Letters to the Editor: Eggnog in June, anyone? Let’s move Christmas to a less deadly time of year

A shopper takes a socially distanced selfie with Santa Claus.
A shopper at Hollywood & Highland takes a socially distanced selfie with Santa Claus, who is wearing a face shield, on Dec. 6.
(Los Angeles Times)

To the editor: As I hunker down in total isolation, I have a suggestion for all those who are (like myself) chafing at not being able to be with family for Christmas this year. (“Dire COVID warnings go unheeded as many insist on Christmas traditions; officials fear new surge,” Dec. 22)

We have moved holidays around in the past; this year, we should move Christmas. I won’t be celebrating “Jewish Christmas” in a Chinese restaurant this year, visiting my grandkids or attending my nieces’ annual Christmas brunch.

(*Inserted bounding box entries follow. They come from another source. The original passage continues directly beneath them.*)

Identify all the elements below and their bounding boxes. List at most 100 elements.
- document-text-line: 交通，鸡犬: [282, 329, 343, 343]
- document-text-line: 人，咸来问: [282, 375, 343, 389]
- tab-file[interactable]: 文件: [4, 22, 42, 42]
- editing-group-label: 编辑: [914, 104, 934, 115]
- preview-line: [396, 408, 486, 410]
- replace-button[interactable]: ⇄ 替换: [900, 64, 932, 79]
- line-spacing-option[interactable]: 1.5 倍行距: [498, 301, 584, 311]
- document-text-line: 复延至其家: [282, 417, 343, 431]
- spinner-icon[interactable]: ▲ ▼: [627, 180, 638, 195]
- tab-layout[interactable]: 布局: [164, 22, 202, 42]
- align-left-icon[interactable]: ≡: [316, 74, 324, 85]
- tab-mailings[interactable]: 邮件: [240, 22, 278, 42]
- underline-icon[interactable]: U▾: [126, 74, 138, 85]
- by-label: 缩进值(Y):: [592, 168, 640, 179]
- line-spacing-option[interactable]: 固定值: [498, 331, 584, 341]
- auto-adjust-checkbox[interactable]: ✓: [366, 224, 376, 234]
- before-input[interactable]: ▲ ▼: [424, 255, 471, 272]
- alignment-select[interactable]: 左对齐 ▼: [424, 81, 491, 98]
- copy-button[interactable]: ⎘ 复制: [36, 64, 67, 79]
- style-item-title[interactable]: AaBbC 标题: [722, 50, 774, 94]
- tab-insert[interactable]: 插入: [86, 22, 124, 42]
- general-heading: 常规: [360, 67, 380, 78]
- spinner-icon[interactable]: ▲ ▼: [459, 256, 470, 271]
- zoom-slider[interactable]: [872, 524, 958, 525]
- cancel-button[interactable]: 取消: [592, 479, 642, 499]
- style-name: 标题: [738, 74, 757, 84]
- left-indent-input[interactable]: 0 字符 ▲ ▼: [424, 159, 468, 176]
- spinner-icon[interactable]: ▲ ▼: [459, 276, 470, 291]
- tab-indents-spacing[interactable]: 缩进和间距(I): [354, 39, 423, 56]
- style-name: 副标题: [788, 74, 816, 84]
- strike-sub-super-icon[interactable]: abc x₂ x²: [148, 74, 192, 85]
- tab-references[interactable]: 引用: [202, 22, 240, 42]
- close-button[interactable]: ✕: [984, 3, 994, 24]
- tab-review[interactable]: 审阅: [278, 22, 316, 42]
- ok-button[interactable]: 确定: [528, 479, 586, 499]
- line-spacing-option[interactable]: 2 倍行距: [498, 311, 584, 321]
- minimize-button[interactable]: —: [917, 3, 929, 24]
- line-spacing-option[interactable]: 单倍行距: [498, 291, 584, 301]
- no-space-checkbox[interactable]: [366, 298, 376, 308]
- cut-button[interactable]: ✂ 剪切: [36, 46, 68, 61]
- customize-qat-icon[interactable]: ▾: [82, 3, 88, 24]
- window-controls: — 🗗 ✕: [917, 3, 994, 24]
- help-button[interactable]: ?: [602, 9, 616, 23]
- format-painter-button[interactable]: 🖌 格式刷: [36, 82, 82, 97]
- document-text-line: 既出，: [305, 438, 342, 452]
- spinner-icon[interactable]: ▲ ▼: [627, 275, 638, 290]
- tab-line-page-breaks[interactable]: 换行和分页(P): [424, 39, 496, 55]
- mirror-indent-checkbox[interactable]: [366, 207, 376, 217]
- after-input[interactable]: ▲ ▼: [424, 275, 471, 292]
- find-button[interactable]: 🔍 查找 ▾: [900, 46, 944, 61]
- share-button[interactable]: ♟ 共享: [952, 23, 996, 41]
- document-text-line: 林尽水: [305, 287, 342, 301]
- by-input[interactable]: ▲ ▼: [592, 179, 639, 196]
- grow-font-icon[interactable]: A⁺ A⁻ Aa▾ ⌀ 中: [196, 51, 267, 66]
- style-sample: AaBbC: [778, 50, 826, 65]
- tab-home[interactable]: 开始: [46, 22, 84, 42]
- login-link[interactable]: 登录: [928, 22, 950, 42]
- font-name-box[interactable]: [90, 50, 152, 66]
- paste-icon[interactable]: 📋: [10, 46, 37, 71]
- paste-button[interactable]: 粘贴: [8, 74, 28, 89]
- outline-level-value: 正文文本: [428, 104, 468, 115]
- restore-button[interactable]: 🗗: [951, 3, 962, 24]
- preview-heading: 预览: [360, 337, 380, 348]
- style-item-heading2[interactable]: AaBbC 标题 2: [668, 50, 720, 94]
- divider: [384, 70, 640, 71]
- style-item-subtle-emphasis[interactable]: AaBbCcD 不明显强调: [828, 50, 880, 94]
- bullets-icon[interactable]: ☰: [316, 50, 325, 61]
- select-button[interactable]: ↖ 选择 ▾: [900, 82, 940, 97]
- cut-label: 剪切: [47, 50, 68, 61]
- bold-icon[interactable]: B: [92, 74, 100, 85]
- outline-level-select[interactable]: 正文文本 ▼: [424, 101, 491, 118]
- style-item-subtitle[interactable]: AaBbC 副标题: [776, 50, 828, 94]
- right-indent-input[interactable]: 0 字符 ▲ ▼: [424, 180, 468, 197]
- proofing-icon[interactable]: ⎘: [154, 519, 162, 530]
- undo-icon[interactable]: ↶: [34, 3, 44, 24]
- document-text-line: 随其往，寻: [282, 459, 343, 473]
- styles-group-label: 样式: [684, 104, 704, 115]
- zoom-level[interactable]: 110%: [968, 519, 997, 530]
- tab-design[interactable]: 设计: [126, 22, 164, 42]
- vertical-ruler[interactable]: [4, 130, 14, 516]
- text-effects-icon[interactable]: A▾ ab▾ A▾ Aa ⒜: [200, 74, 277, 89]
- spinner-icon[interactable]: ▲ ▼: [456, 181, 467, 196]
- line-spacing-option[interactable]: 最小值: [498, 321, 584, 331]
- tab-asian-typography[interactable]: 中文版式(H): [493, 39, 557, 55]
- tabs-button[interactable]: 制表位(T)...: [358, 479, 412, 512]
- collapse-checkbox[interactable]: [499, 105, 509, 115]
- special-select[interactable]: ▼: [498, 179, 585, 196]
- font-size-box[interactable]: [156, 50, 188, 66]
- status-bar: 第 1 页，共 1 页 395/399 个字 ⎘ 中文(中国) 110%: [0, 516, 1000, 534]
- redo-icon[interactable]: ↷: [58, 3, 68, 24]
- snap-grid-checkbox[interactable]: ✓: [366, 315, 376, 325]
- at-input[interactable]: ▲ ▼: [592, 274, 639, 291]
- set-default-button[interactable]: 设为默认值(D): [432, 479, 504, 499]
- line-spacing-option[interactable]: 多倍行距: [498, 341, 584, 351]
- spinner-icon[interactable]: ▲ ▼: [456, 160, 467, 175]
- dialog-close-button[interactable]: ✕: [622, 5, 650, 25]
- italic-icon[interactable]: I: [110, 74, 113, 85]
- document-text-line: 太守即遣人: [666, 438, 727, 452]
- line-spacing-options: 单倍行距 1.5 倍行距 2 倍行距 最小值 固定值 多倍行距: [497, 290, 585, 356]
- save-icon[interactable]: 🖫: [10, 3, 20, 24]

I suggest we all look to June 25 and celebrate Jesus’ half-birthday. By then, hopefully, most of us will be vaccinated, hospitals will resume normal operations, stores will be open, and we will truly have a reason to celebrate.


Eggnog in June sounds just fine to me.

Barbara Rosen, Fullerton


To the editor: In view of the current COVID-19 crisis, which is probably the result of ill-advised Thanksgiving gatherings, my family is now busy planning our “Christmas in July.”

We’re menu-planning, guest-room preparing, Secret Santa arranging and online shopping, all in preparation for a new holiday tradition next summer.

On Dec. 25 I plan to enjoy a steak dinner all alone, feeling very proud of myself.

Meredith Brucker, Arcadia


To the editor: For me, as one of only two Jews in my grade at my New York public school in the 1960s, Christmas was a season of exclusion.

I did not embrace the concept of one magical 24-hour period where we act like a bunch of gorgeous, multiethnic folks on a hilltop teaching the world to sing and buying everyone a Coke. As a Jew I was raised to believe that kindness and goodwill are essential to every day of our lives.


At the turn of the millennium, I met my Irish Catholic wife. Thanks to her and her welcoming family, Christmas finally meant inclusion.

Which brings us to Christmas 2020. With the pandemic, there will be smaller gatherings, but the holiday can still be a blessing. This could be the Christmas that provides people with the opportunity for quiet reflection, thankfulness for the good things they have, and prayers for those who have suffered because of the pandemic.

It is also a chance to look toward next year with renewed hope for our country. So to my friends of all faiths (or lack thereof), merry Christmas and be careful, because the future will be brighter than the past.

Ken Ferber, Westlake Village


To the editor: If holiday travel is expected to cause a surge in COVID-19 cases, I don’t understand why much of the transportation system isn’t shut down. Why not close airports, bus terminals and train stations?

If we are serious about this situation, we should be taking serious steps to address it.